Born as Tran Le Xuan (Beautiful Spring) in 1924 to a Vietnamese family that had enriched itself in service to the French colonialists, Le Xuan dropped out of Hanoi's Lycee Albert Sarraut. She was fluent in French but never learned to write in Vietnamese. Tran Le Xuan married Ngo Dinh Nhu in 1944, and because Ngo Dinh Diem was a bachelor, she was for all intents and purposes the first lady of the Republic of Vietnam. Madame Nhu issued decrees banning divorce, adultery, prostitution, dancing, boxing, beauty contests, and fortune-telling, among other things. Regarding herself a feminist, she lectured on women's issues and commanded her own paramilitary organization, the Women's Solidarity Movement.
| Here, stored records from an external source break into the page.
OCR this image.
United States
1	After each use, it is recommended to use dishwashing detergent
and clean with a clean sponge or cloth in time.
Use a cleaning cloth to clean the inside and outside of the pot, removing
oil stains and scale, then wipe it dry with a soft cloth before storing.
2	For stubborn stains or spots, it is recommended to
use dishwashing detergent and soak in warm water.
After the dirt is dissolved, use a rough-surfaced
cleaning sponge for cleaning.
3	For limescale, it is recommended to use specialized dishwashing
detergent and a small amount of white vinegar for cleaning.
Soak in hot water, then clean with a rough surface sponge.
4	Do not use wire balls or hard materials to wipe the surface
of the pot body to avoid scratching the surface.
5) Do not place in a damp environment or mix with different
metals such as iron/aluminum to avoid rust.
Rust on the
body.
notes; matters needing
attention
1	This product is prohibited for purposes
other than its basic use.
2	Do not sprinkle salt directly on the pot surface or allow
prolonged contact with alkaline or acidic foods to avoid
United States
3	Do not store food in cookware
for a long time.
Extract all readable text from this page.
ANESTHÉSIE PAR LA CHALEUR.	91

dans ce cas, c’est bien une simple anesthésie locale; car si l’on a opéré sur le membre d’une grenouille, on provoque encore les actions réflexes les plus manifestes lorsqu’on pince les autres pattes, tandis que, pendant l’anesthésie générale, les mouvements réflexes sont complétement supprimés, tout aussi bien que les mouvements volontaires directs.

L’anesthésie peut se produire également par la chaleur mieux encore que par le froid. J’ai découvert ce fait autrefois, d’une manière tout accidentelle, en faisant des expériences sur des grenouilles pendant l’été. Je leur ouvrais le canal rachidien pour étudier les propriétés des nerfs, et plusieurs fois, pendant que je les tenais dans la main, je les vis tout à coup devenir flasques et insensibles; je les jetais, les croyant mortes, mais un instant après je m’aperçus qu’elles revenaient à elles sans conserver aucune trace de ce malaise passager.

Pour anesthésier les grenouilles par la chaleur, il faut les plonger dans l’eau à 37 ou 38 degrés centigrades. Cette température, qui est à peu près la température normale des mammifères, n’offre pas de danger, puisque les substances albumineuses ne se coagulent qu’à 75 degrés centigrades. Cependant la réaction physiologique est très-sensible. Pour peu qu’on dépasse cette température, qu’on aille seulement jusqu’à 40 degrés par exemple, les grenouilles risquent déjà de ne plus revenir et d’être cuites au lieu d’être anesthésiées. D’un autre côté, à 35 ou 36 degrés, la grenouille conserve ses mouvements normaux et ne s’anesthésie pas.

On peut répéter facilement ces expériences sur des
Madame Nhu saw herself as the reincarnation of the Trung sisters, ancient leaders in the struggle for independence from China. She was extremely thoughtless to and unfeeling about anyone outside the ruling clique or the sufferings that Diem's incompetent, corrupt, and increasingly cruel government imposed on the people. When Buddhist monks and a nun immolated themselves protesting Diem's government, she airily referred to them as Buddhist "barbeques." Nhu encouraged her outlandishness by adding that "if the Buddhists want to have another barbecue, I will be glad to supply the gasoline." Such comments helped strengthen U.S. opposition to Diem, paving the way for the November 1963 coup. Madame Nhu was in the United States, campaigning for support for the Diem regime, in November 1963 when Diem and her husband were assassinated. She then moved to Rome.